Sometimes, I’ll find a book where I almost get the sense that there was someone who would have been able to relate to me: Lispector’s The Passion According to G. H., Strindberg’s Inferno, Hamsun’s Hunger, Dostoevsky’s Notes from Underground or Pessoa’s The Book of Disquiet. These are all works wherein the characters are isolated and foreign to the world—people who cannot seem to find the connection between the physical-social reality and the deeper spiritual or divine reality. They are confused about their position in the metaphysical hierarchy, trapped between two realities without feeling at home in either. Not quite dead, not quite alive.

Yet in each case, these people seem to have something that I lack. They all have some relations, however tenuous, with other people: G.H. (like Lispector herself) is a well-liked woman with various acquiantences among the Brazillian bourgeoisie; Strindberg likewise has a family with whom he lodges for a period; the main character of Hunger manages to initiate a short-lived relationship with someone else; the Underground Man has, in the start of the novella, a kind of friend group, even if he later sabotages his relationships through his own paranoia; Soares has a quite normal job and interacts with his colleagues, even if only superficially.

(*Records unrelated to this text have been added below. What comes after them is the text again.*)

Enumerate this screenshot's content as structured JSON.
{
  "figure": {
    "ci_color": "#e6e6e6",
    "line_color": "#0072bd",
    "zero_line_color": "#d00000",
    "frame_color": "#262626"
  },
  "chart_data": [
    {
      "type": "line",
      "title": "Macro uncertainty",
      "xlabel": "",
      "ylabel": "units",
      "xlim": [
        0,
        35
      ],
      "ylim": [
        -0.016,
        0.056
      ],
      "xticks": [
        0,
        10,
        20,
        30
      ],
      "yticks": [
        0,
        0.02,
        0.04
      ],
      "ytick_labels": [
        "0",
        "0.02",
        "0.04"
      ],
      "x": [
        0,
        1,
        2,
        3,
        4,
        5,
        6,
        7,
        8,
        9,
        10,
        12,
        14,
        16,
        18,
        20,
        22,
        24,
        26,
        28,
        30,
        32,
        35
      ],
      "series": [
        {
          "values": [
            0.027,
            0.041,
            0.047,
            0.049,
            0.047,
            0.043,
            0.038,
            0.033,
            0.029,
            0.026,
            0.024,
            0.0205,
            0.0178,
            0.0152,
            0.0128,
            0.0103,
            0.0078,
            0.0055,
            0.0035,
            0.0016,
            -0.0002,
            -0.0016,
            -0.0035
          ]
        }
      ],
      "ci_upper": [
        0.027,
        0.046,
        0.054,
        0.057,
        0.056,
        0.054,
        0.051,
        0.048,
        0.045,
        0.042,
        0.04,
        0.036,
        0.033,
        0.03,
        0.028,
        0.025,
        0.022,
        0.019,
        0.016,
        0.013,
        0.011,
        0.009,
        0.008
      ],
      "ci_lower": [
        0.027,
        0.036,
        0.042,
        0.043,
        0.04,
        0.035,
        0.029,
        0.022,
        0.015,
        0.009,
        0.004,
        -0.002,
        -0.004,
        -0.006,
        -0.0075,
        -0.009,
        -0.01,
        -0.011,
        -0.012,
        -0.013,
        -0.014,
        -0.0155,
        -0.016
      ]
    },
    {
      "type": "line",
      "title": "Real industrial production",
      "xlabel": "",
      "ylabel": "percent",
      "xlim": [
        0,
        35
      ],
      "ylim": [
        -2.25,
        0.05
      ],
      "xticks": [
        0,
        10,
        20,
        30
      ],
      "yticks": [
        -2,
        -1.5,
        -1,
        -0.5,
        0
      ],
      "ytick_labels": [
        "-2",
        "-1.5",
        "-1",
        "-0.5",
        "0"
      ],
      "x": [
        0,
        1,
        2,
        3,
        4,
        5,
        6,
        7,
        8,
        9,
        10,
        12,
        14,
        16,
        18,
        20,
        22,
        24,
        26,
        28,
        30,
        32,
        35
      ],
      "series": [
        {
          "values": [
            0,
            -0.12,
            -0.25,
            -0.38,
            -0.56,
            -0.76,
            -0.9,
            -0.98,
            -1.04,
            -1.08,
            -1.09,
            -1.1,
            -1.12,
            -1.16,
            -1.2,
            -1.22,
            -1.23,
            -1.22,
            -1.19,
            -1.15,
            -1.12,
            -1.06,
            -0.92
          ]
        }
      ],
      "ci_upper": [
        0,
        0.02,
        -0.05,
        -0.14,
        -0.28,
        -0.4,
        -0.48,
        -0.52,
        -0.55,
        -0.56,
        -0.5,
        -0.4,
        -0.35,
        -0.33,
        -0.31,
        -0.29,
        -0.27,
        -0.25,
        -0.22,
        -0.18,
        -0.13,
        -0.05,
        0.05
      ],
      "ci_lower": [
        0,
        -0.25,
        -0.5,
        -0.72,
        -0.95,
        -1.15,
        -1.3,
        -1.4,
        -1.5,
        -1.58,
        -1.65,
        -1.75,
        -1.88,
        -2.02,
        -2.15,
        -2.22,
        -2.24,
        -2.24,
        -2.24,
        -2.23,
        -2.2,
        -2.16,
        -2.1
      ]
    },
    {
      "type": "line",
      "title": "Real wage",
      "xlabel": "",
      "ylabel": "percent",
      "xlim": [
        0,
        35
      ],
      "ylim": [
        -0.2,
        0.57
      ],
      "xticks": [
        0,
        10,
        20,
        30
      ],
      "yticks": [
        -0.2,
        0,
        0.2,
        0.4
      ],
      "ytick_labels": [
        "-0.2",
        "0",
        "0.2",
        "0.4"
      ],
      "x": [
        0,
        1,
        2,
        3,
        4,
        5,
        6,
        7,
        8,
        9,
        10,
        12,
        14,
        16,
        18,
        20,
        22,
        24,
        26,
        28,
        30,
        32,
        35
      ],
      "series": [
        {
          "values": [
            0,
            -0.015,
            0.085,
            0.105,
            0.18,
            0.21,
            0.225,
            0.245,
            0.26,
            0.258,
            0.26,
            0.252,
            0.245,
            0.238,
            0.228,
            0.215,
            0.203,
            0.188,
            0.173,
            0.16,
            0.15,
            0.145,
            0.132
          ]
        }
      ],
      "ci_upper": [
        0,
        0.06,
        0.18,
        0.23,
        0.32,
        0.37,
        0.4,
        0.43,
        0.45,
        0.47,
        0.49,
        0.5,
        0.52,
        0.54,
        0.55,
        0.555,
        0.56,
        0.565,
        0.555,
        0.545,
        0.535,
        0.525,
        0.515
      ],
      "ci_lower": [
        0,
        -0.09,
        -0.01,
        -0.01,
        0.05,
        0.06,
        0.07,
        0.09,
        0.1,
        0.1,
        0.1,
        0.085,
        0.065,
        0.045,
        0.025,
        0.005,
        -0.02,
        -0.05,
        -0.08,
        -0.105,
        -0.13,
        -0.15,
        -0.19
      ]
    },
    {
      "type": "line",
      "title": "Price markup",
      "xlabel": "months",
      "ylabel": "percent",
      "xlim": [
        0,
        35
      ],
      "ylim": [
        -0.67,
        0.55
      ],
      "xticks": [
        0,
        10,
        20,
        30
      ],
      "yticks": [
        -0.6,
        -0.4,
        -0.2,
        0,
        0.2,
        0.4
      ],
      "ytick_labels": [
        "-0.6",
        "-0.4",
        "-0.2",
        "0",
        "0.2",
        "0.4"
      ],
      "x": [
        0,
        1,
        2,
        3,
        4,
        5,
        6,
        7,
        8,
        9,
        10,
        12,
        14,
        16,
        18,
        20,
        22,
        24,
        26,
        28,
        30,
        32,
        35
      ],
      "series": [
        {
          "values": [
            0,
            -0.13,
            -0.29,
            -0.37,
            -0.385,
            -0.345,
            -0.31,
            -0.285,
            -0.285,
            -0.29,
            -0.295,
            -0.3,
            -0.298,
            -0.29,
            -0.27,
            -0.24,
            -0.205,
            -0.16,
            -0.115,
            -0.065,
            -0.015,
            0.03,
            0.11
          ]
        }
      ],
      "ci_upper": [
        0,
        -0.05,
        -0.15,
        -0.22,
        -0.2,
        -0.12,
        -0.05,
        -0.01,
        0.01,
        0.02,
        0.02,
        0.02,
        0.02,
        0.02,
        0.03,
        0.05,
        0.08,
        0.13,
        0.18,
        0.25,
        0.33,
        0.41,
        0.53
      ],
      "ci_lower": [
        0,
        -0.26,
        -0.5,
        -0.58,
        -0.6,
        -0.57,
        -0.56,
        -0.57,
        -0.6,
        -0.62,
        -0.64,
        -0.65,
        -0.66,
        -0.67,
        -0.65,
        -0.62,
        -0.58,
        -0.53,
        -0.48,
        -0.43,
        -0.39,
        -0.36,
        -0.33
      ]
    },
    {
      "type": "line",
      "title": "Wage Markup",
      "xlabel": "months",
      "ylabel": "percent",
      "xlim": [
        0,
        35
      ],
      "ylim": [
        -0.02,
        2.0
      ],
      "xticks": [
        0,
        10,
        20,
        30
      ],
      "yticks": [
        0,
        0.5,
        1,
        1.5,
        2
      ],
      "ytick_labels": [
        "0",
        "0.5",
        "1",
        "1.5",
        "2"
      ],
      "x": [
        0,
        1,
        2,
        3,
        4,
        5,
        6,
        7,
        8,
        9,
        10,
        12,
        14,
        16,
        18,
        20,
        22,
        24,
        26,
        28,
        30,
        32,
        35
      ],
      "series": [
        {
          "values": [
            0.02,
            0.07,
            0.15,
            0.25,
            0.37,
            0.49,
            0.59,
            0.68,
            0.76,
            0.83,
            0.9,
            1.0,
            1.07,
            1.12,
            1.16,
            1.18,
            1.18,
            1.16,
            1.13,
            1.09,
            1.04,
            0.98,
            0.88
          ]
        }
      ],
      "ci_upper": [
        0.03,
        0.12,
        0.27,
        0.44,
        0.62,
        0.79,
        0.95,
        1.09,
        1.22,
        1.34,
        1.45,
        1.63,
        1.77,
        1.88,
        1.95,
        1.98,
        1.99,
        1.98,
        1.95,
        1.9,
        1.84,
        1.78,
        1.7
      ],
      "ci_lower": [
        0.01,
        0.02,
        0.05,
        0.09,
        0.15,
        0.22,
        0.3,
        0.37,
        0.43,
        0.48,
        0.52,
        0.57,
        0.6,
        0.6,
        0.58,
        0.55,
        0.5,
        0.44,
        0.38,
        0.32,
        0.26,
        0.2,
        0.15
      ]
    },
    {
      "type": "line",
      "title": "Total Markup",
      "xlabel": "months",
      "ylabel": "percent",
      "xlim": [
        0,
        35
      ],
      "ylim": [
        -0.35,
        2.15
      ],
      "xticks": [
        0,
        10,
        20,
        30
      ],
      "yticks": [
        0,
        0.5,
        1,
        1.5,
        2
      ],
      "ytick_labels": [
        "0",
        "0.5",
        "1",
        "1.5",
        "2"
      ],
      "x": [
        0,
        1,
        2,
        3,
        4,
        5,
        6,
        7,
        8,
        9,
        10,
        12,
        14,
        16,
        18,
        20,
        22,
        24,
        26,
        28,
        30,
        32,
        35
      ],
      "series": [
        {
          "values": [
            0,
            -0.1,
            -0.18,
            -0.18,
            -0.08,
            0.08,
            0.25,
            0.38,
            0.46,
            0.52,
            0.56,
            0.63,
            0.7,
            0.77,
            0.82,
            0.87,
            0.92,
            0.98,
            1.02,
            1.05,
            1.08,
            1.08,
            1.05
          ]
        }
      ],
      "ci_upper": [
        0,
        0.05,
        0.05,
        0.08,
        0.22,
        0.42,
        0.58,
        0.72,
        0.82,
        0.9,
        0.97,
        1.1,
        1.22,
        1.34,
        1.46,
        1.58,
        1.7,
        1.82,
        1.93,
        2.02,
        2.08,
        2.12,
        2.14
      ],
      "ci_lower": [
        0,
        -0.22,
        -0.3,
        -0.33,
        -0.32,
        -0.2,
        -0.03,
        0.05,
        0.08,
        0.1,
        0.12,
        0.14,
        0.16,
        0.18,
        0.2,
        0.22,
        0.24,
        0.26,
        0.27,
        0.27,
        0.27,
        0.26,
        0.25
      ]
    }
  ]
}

In my case, I literally have no friends whatsoever. I haven’t had a friend since I was maybe 10 years old. Virtually every human I’ve spoken to in the last decade or so has been paid to listen to me—psychologists, psychiatrists and people like that. Am I uniquely estranged? It’s like there is something really fundamentally wrong with me. I wish I could connect with other people. Not just people—the world in general. It’s hard to pin down exactly what’s different. It’s like I’m failing to articulate just how awkward I am. “Awkward” is the wrong word; there’s something metaphysical about it. Sure, these characters may have issues connecting to others, but I cannot talk to anyone. When I try, it feels horrible. Even in simple day-to-day interactions. Objectively speaking, I am much more isolated than the fictional characters named above, in that I simply do not interact with others at all. I certainly couldn’t tolerate staying at someone else’s house, for example.

You’re probably reading this and thinking “if you’re so unhappy, do something about it!” Well, you’re not exactly wrong, but what is there to do? The real problem is that there is no problem. I can’t explain what’s wrong. I often doubt that there even is anything wrong at all, although, objectively, it’s surely highly unusual to have no social relationships to any other people at all. Sometimes I force myself to go out and interact with people. But every time, it’s like whatever is going on just happens to someone else that happens to look like me, and I am not really involved as such. It makes me feel more isolated, not less.